Well written and thoroughly researched, this sobering tale should resonate with many readers of our time who have also lost their homes, leaving them asking, "How could this happen to me?" While the book will certainly interest urban historians, it will appeal even more to home owners wanting clues about how to research the past of their own homes. Recommended.

 

Mark Caldwell, author of New York Night: The Mystique and Its History and A Short History of Rudeness:

In The Archaeology of Home Katherine Greider tells the story of her tragi-comic love affair with a beautiful but ill-starred house on Manhattan's Lower East Side, interweaving deft personal memoir with a scholarly history of the house and an illuminating commentary on the nature and meaning of home over the course of human history.

 

LibraryThing Early Reviewers:

The Archeology of Home is an absolutely fabulous book.
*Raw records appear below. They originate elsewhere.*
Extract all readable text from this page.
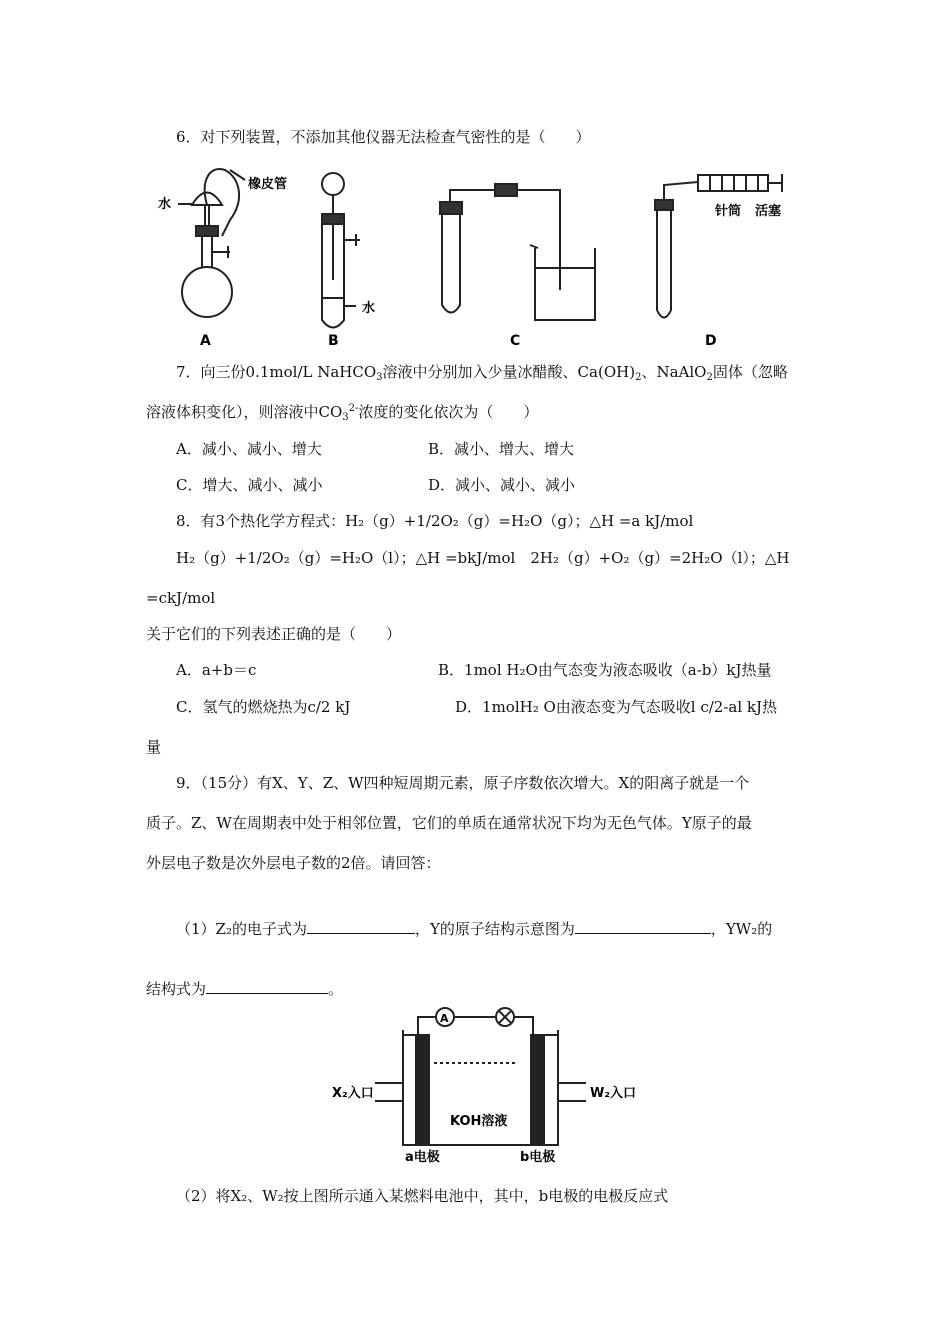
6．对下列装置，不添加其他仪器无法检查气密性的是（　　）
水
橡皮管
水
针筒 活塞
A	B	C	D
7．向三份0.1mol/L NaHCO$_3$溶液中分别加入少量冰醋酸、$Ca(OH)_2$、NaAlO$_2$固体（忽略
溶液体积变化），则溶液中$CO_3^{2-}$浓度的变化依次为（　　）
A．减小、减小、增大	B．减小、增大、增大
C．增大、减小、减小	D．减小、减小、减小
8．有3个热化学方程式：H₂（g）+1/2O₂（g）=H₂O（g）；△H =a kJ/mol
H₂（g）+1/2O₂（g）=H₂O（l）；△H =bkJ/mol　2H₂（g）+O₂（g）=2H₂O（l）；△H
=ckJ/mol
关于它们的下列表述正确的是（　　）
A．a+b＝c	B．1mol H₂O由气态变为液态吸收（a-b）kJ热量
C．氢气的燃烧热为c/2 kJ	D．1molH₂ O由液态变为气态吸收l c/2-al kJ热
量
9．（15分）有X、Y、Z、W四种短周期元素，原子序数依次增大。X的阳离子就是一个
质子。Z、W在周期表中处于相邻位置，它们的单质在通常状况下均为无色气体。Y原子的最
外层电子数是次外层电子数的2倍。请回答：
（1）Z₂的电子式为	，Y的原子结构示意图为	，YW₂的
结构式为	。
A
X₂入口	W₂入口
KOH溶液
a电极	b电极
（2）将X₂、W₂按上图所示通入某燃料电池中，其中，b电极的电极反应式
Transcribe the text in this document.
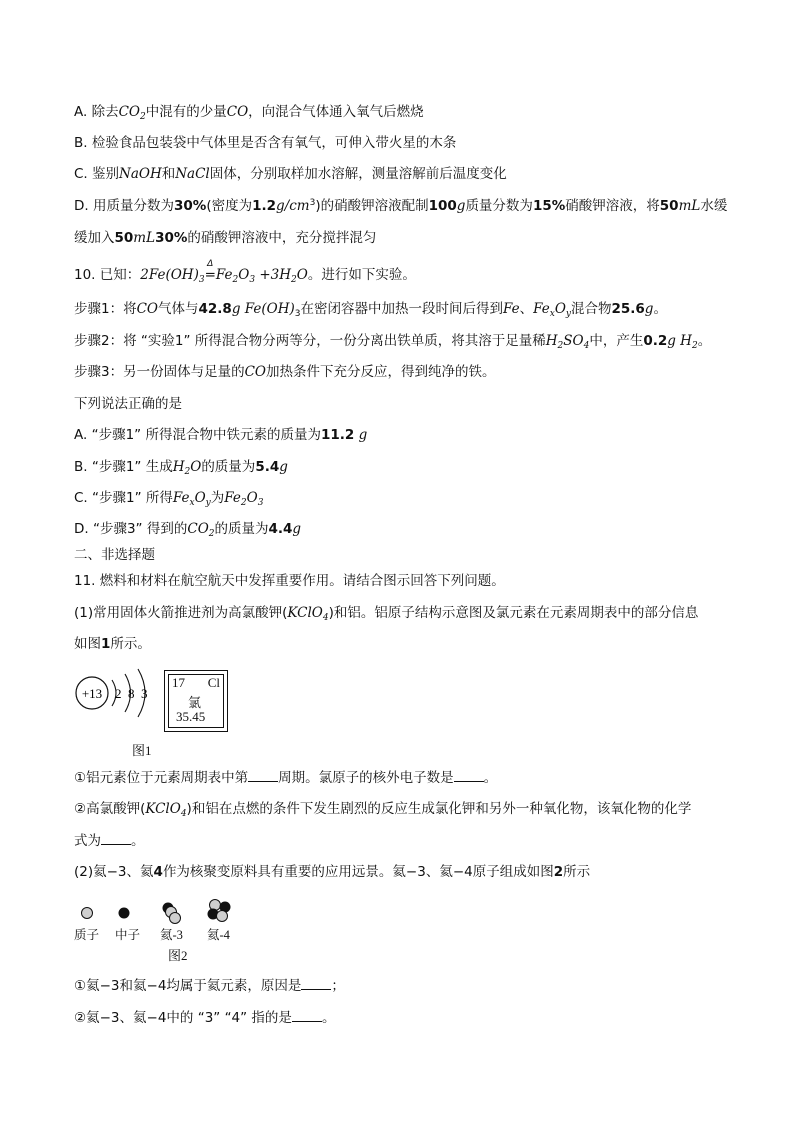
A. 除去$CO_2$中混有的少量CO，向混合气体通入氧气后燃烧
B. 检验食品包装袋中气体里是否含有氧气，可伸入带火星的木条
C. 鉴别NaOH和NaCl固体，分别取样加水溶解，测量溶解前后温度变化
D. 用质量分数为30%(密度为$1.2g/cm^3$)的硝酸钾溶液配制100g质量分数为15%硝酸钾溶液，将50mL水缓
缓加入50mL30%的硝酸钾溶液中，充分搅拌混匀
10. 已知：$2Fe(OH)_3$
Δ
$=Fe_2O_3 +3H_2O$。进行如下实验。
步骤1：将CO气体与42.8g $Fe(OH)_3$在密闭容器中加热一段时间后得到Fe、$Fe_xO_y$混合物25.6g。
步骤2：将 “实验1” 所得混合物分两等分，一份分离出铁单质，将其溶于足量稀$H_2SO_4$中，产生0.2g $H_2$。
步骤3：另一份固体与足量的CO加热条件下充分反应，得到纯净的铁。
下列说法正确的是
A. “步骤1” 所得混合物中铁元素的质量为11.2 g
B. “步骤1” 生成$H_2O$的质量为5.4g
C. “步骤1” 所得$Fe_xO_y$为$Fe_2O_3$
D. “步骤3” 得到的$CO_2$的质量为4.4g
二、非选择题
11. 燃料和材料在航空航天中发挥重要作用。请结合图示回答下列问题。
(1)常用固体火箭推进剂为高氯酸钾(KClO$_4$)和铝。铝原子结构示意图及氯元素在元素周期表中的部分信息
如图1所示。
+13 2 8 3
17 Cl
氯
35.45
图1
①铝元素位于元素周期表中第 周期。氯原子的核外电子数是 。
②高氯酸钾(KClO$_4$)和铝在点燃的条件下发生剧烈的反应生成氯化钾和另外一种氧化物，该氧化物的化学
式为 。
(2)氦−3、氦4作为核聚变原料具有重要的应用远景。氦−3、氦−4原子组成如图2所示
质子 中子 氦-3 氦-4
图2
①氦−3和氦−4均属于氦元素，原因是 ；
②氦−3、氦−4中的 “3” “4” 指的是 。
Greider does an amazing job of interweaving the story of her own property into that of greater New York. What she accomplishes is an urban history that will be equally enjoyable to the preservationist, urban historian, or general reader. 

This book serves a great general introduction to New York History, while encouraging the reader to investigate the subject even further. In telling the story of her family's trials involved with this old home, she masterfully peels back layer upon layer of history that exist upon this site. 

I hope to see this work featured in New York bookshops, notably the Tenement Museum Shop upon my next visit.

The Archaeology of Home deftly sews together the history of early Colonial America, domestic architecture, geography, immigration and autobiography into one highly-readable account of the author's former home at 239 East 7th Street on the Lower East Side of New York City. To travel through time and document the lives of those who lived in the house -- and on the site -- for over two centuries before the author herself did is a massive endeavour, but one she does successfully thanks to meticulous research and and attention to detail. In doing so, she brings the house's long-dead former residents to life. It's an impressive achievement, and made for yet another great read for me from LibraryThing's Early Reviewers.

Greider jumps back and forth in time between past and present, and her meticulous research and accessible writing bring alive the various characters who lived in the house and the neighbourhood from the 1600s to the 2000s. Highly recommended.